Soroka was hurt in the third inning after delivering a pitch to J.D. Davis, who grounded the ball toward first baseman Freddie Freeman.

Soroka broke toward first to cover the bag, only to go down on his first step off the mound. The right-hander knew right away it was a devastating injury, one that ensures he won’t be back on the mound until 2021.

“It’s a freak thing that happened,” manager Brian Snitker said, delivering the grim news after the Braves lost 7-2 to the Mets. “I’m sorry it did.”

Soroka yelled in obvious pain and tried to walk gingerly for a couple of steps before dropping to his knees. He couldn’t put any weight on the leg as he was helped toward the clubhouse with the assistance of Snitker and a trainer.

It was a major blow to the two-time defending NL East champion Braves, who had won five straight despite struggling to put together an effective rotation.

“Somebody else is going to get an opportunity,” Snitker said. “Things like that happen.

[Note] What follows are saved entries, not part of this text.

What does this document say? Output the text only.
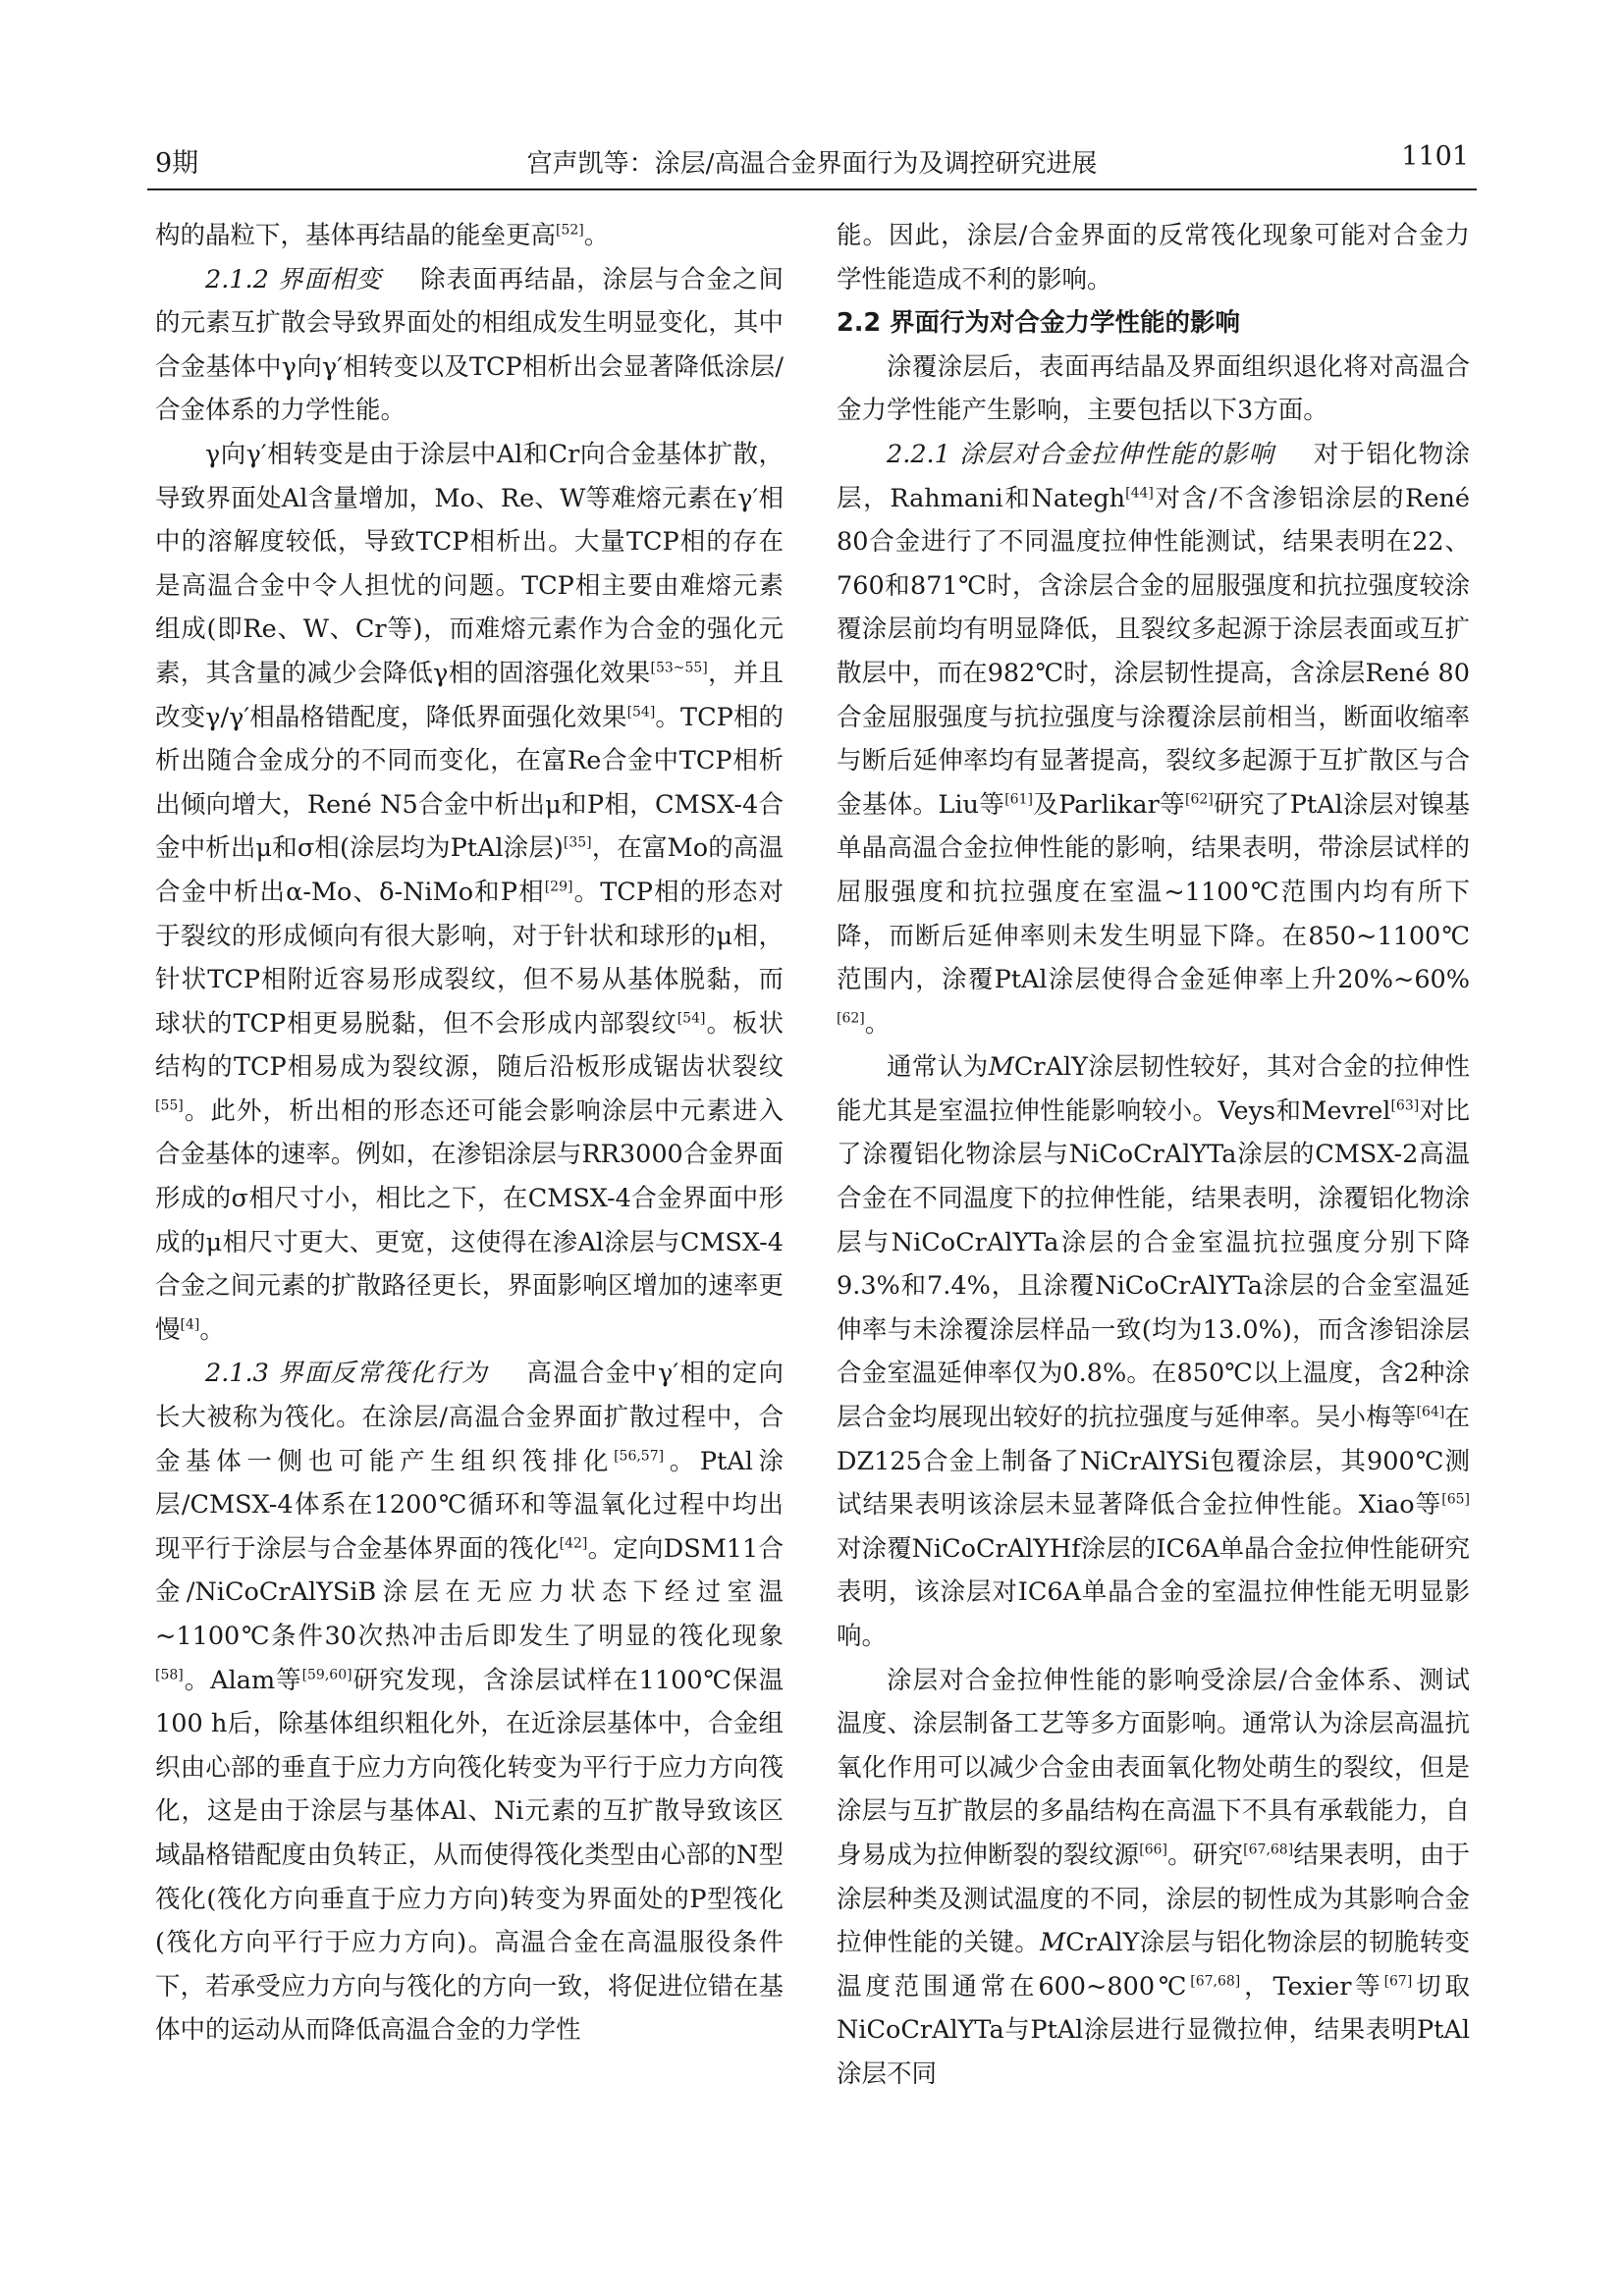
9期	宫声凯等：涂层/高温合金界面行为及调控研究进展	1101

构的晶粒下，基体再结晶的能垒更高[52]。

2.1.2 界面相变   除表面再结晶，涂层与合金之间的元素互扩散会导致界面处的相组成发生明显变化，其中合金基体中γ向γ′相转变以及TCP相析出会显著降低涂层/合金体系的力学性能。

γ向γ′相转变是由于涂层中Al和Cr向合金基体扩散，导致界面处Al含量增加，Mo、Re、W等难熔元素在γ′相中的溶解度较低，导致TCP相析出。大量TCP相的存在是高温合金中令人担忧的问题。TCP相主要由难熔元素组成(即Re、W、Cr等)，而难熔元素作为合金的强化元素，其含量的减少会降低γ相的固溶强化效果[53~55]，并且改变γ/γ′相晶格错配度，降低界面强化效果[54]。TCP相的析出随合金成分的不同而变化，在富Re合金中TCP相析出倾向增大，René N5合金中析出μ和P相，CMSX-4合金中析出μ和σ相(涂层均为PtAl涂层)[35]，在富Mo的高温合金中析出α-Mo、δ-NiMo和P相[29]。TCP相的形态对于裂纹的形成倾向有很大影响，对于针状和球形的μ相，针状TCP相附近容易形成裂纹，但不易从基体脱黏，而球状的TCP相更易脱黏，但不会形成内部裂纹[54]。板状结构的TCP相易成为裂纹源，随后沿板形成锯齿状裂纹[55]。此外，析出相的形态还可能会影响涂层中元素进入合金基体的速率。例如，在渗铝涂层与RR3000合金界面形成的σ相尺寸小，相比之下，在CMSX-4合金界面中形成的μ相尺寸更大、更宽，这使得在渗Al涂层与CMSX-4合金之间元素的扩散路径更长，界面影响区增加的速率更慢[4]。

2.1.3 界面反常筏化行为   高温合金中γ′相的定向长大被称为筏化。在涂层/高温合金界面扩散过程中，合金基体一侧也可能产生组织筏排化[56,57]。PtAl涂层/CMSX-4体系在1200℃循环和等温氧化过程中均出现平行于涂层与合金基体界面的筏化[42]。定向DSM11合金/NiCoCrAlYSiB涂层在无应力状态下经过室温~1100℃条件30次热冲击后即发生了明显的筏化现象[58]。Alam等[59,60]研究发现，含涂层试样在1100℃保温100 h后，除基体组织粗化外，在近涂层基体中，合金组织由心部的垂直于应力方向筏化转变为平行于应力方向筏化，这是由于涂层与基体Al、Ni元素的互扩散导致该区域晶格错配度由负转正，从而使得筏化类型由心部的N型筏化(筏化方向垂直于应力方向)转变为界面处的P型筏化(筏化方向平行于应力方向)。高温合金在高温服役条件下，若承受应力方向与筏化的方向一致，将促进位错在基体中的运动从而降低高温合金的力学性

能。因此，涂层/合金界面的反常筏化现象可能对合金力学性能造成不利的影响。

2.2 界面行为对合金力学性能的影响

涂覆涂层后，表面再结晶及界面组织退化将对高温合金力学性能产生影响，主要包括以下3方面。

2.2.1 涂层对合金拉伸性能的影响   对于铝化物涂层，Rahmani和Nategh[44]对含/不含渗铝涂层的René 80合金进行了不同温度拉伸性能测试，结果表明在22、760和871℃时，含涂层合金的屈服强度和抗拉强度较涂覆涂层前均有明显降低，且裂纹多起源于涂层表面或互扩散层中，而在982℃时，涂层韧性提高，含涂层René 80合金屈服强度与抗拉强度与涂覆涂层前相当，断面收缩率与断后延伸率均有显著提高，裂纹多起源于互扩散区与合金基体。Liu等[61]及Parlikar等[62]研究了PtAl涂层对镍基单晶高温合金拉伸性能的影响，结果表明，带涂层试样的屈服强度和抗拉强度在室温~1100℃范围内均有所下降，而断后延伸率则未发生明显下降。在850~1100℃范围内，涂覆PtAl涂层使得合金延伸率上升20%~60%[62]。

通常认为MCrAlY涂层韧性较好，其对合金的拉伸性能尤其是室温拉伸性能影响较小。Veys和Mevrel[63]对比了涂覆铝化物涂层与NiCoCrAlYTa涂层的CMSX-2高温合金在不同温度下的拉伸性能，结果表明，涂覆铝化物涂层与NiCoCrAlYTa涂层的合金室温抗拉强度分别下降9.3%和7.4%，且涂覆NiCoCrAlYTa涂层的合金室温延伸率与未涂覆涂层样品一致(均为13.0%)，而含渗铝涂层合金室温延伸率仅为0.8%。在850℃以上温度，含2种涂层合金均展现出较好的抗拉强度与延伸率。吴小梅等[64]在DZ125合金上制备了NiCrAlYSi包覆涂层，其900℃测试结果表明该涂层未显著降低合金拉伸性能。Xiao等[65]对涂覆NiCoCrAlYHf涂层的IC6A单晶合金拉伸性能研究表明，该涂层对IC6A单晶合金的室温拉伸性能无明显影响。

涂层对合金拉伸性能的影响受涂层/合金体系、测试温度、涂层制备工艺等多方面影响。通常认为涂层高温抗氧化作用可以减少合金由表面氧化物处萌生的裂纹，但是涂层与互扩散层的多晶结构在高温下不具有承载能力，自身易成为拉伸断裂的裂纹源[66]。研究[67,68]结果表明，由于涂层种类及测试温度的不同，涂层的韧性成为其影响合金拉伸性能的关键。MCrAlY涂层与铝化物涂层的韧脆转变温度范围通常在600~800℃[67,68]，Texier等[67]切取NiCoCrAlYTa与PtAl涂层进行显微拉伸，结果表明PtAl涂层不同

These guys will regroup. Somebody is going to get an opportunity to do something really good. Our young guys are going to continue to get better. We’re going to be fine.”

Soroka, who turns 23 on Tuesday, made his first opening day start last month after going 13-4 with a dazzling 2.68 ERA in 2019 to finish second in NL Rookie of the Year balloting and sixth for the Cy Young Award.

Soroka was making his third start of the season. He came in having allowed just two earned runs over 11 1/3 innings but struggled against the Mets, giving up three hits and four walks. He was charged with four earned runs in 2 1/3 innings, the second-shortest outing of his career.

Unfortunately for Soroka, he won’t get a chance to make up for it this season.